Вещий Олег (Васильев) - страница 161

— Что будет угодно почтенному гостю? — вежливо спросил хозяин, подойдя.

— Ты хозяин? — Да.

Надо было решаться.

— Пояс.

Улыбка исчезла с лица хозяина. Взгляд, доселе такой располагающий, стал настороженным.

— Какой пояс?

— Тот, который ты приготовил для Рогдира, брата конунга рогов.

— Я не…

— Показывай.

Плечи хозяина странно опустились, в настороженном взгляде мелькнул отблеск затаенного страха. Он молча побрел к маленькой двери в глубине лавки, а Годхард шел следом, на всякий случай положив руку на кинжал. Они прошли в тесную каморку с единственным оконцем, сквозь которое проникал свет с глухого двора. Хозяин открыл небольшой ларец и отступил к стене.
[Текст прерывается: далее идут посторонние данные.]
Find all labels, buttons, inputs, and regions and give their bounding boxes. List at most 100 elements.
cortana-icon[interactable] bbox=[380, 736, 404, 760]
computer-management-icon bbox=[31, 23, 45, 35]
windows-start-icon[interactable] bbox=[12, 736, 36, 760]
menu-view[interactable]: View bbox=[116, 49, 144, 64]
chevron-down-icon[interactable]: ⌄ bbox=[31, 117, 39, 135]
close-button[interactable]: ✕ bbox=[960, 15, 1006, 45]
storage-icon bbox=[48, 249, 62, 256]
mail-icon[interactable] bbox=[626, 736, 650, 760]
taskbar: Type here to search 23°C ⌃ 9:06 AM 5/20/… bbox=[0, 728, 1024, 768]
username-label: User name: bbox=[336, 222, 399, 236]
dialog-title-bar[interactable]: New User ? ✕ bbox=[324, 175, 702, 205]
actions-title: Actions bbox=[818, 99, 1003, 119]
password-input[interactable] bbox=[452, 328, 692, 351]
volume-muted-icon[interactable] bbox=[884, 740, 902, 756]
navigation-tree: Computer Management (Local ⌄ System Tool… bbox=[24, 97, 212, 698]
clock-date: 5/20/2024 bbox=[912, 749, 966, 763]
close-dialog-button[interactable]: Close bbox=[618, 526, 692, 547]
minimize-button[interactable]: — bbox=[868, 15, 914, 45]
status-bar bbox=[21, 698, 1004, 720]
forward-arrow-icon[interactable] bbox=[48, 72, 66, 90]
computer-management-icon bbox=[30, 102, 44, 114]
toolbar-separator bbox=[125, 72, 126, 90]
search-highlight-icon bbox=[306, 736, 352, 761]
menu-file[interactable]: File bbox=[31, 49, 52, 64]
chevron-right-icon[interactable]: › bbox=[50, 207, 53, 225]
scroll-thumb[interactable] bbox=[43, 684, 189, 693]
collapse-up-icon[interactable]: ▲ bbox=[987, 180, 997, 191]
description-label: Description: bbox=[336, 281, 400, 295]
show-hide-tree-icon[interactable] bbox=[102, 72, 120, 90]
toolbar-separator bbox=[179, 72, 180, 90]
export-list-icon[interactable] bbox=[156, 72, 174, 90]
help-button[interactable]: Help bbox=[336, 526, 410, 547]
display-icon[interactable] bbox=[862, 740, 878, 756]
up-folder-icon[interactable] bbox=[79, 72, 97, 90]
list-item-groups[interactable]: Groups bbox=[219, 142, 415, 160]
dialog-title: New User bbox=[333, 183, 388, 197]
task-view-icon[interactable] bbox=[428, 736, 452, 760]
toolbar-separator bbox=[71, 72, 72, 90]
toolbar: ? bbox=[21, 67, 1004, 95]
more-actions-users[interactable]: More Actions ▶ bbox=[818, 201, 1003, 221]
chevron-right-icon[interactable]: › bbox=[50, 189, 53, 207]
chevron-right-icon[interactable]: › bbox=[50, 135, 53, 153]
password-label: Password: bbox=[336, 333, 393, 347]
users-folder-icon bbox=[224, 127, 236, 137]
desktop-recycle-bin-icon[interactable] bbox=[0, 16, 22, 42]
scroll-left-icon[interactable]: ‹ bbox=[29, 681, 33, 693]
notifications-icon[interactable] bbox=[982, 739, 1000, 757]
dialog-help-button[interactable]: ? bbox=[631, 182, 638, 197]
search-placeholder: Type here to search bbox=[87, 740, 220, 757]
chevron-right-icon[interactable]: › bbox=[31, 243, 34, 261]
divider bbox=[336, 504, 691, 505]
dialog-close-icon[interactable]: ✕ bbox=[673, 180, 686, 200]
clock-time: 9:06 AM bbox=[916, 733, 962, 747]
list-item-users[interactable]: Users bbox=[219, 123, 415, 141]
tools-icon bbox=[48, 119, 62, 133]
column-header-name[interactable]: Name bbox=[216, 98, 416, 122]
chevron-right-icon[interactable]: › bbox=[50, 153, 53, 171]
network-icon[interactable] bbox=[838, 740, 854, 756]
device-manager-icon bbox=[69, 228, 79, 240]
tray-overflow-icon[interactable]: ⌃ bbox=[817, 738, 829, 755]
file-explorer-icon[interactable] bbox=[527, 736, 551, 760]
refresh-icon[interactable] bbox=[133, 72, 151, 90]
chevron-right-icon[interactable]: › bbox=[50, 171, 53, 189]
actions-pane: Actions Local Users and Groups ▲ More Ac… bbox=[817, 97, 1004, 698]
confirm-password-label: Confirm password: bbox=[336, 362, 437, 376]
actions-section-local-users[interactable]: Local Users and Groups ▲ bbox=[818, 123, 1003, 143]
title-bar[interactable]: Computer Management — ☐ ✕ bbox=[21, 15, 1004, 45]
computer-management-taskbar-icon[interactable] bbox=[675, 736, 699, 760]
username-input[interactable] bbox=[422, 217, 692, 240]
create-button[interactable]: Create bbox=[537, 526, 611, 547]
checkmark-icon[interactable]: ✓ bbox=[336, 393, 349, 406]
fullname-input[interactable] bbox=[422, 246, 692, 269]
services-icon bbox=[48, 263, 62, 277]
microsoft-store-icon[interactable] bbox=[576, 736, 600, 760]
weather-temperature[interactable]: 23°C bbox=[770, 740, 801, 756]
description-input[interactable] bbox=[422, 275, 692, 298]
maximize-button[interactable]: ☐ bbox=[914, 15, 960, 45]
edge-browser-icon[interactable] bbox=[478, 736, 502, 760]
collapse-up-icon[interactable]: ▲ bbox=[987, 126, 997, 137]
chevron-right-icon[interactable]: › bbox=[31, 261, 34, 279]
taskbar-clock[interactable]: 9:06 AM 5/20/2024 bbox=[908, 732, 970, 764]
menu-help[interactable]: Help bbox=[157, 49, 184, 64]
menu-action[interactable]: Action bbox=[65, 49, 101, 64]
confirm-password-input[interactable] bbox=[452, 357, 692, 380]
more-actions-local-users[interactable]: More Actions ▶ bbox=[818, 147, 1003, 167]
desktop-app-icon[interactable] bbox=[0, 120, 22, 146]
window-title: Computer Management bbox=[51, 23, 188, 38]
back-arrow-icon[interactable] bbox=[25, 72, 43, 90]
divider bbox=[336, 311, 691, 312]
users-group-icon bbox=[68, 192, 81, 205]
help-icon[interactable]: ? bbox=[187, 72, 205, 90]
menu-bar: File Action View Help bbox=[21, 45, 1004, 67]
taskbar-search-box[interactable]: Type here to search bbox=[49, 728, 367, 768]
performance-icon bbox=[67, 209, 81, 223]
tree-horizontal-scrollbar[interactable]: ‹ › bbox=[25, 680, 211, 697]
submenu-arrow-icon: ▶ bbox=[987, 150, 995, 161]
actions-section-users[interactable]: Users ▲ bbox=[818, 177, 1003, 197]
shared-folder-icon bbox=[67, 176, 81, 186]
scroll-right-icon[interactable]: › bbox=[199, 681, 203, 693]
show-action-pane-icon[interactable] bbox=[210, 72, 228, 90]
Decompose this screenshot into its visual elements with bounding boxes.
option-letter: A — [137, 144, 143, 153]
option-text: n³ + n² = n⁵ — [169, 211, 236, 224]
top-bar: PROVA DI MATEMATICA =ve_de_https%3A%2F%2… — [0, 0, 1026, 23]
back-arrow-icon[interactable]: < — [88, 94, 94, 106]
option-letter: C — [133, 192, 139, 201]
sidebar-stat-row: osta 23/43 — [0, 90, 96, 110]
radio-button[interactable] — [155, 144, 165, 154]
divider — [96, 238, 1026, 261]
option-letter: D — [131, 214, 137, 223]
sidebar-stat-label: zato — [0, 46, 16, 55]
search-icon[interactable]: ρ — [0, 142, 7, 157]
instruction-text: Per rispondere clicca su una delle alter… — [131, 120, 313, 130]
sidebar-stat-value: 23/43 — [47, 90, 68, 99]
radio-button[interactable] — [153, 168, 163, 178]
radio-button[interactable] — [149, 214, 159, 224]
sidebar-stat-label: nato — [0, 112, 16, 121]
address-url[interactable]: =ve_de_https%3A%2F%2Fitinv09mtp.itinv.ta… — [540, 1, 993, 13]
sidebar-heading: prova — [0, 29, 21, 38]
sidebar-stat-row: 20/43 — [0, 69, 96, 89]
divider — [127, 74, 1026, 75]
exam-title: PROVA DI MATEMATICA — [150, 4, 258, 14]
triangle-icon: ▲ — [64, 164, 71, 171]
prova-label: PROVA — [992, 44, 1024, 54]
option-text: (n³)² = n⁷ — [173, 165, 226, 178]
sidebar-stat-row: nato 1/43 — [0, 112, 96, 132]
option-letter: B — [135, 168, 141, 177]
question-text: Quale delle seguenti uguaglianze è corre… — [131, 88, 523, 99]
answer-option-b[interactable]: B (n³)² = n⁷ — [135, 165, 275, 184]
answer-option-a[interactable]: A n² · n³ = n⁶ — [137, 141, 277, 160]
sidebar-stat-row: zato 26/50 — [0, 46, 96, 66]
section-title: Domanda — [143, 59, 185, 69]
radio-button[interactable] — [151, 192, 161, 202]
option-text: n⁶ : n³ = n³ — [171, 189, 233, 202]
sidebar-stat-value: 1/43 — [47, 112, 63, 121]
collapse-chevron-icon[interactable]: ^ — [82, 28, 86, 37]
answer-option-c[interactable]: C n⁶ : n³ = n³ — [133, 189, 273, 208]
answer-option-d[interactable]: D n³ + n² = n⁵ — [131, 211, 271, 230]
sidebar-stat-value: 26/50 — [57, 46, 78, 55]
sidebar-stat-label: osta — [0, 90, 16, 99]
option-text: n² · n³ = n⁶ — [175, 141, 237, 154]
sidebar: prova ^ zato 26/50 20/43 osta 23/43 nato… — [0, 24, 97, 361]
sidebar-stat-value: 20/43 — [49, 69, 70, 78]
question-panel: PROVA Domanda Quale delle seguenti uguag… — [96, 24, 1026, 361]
На дне ларца лежал богато изукрашенный пояс византийской работы. В полумраке поблескивали драгоценные камни.

— Через день ты должен отнести его Рогдиру?

— Он так повелел.

Годхард нащупал за пазухой крестик, достал его и раскрыл ладонь.

— Узнаешь?

— Да. — Хозяин судорожно сглотнул. — Нельзя отрекаться от своего креста. Так учит Христос.

— Что ты должен сделать?

— Что ты повелишь. Я поклялся этим крестом.

— Ты заколешь Рогдира, когда он будет любоваться этим поясом, — сказал, помолчав, Годхард. — Одним ударом.

— Одним ударом, — шепотом повторил хозяин.

— Тебе приходилось убивать? — Годхарду вдруг стало нестерпимо жаль этого обреченного на смерть человека.

— Я не родился христианином. Я стал им во спасение от очень многих грехов.

— Тебе придется согрешить еще раз. — Годхард говорил намеренно резко, убоявшись шевельнувшейся в нем жалости. — Тогда ты навсегда освободишься от своей клятвы.

— Моя вера запрещает убийство.

— Кроме веры у тебя есть семья… — Годхард заставил себя натянуто улыбнуться. — А на византийских рынках ценятся не только девочки, но и мальчики.

— Господи, — прошептал христианин, широко осенив себя крестом. — Я — великий грешник, Господи, Ты справедливо караешь меня. Но не обращай гнева своего против безвинных детей…

— Гнев своего бога ты искупишь сам, когда исполнишь волю того, кто взял с тебя клятву. Я не поручусь за твою жизнь — уходи, если сумеешь уйти, — но я готов поручиться, что дети твои не будут проданы на невольничьих рынках.

— Но как? Как?… — В шепоте хозяина слышался крик — Лучше нам всем умереть без греха, чем…

— Ты спрячешь их на моем учане, — сказал Годхард, с досадой почувствовав новый прилив жалости. — Сегодня в полночь я буду ждать твоих детей.

Христианин молчал. Слезы текли по его посеревшему лицу, скатываясь в округлую бороду, которую носили поляне. Он не находил в себе сил, может быть, потому, что не верил ни единому слову этого неизвестного посланника Хальварда. Годхард понял, что он колеблется, что нужен еще один толчок, еще одно заверение, что дети будут спасены.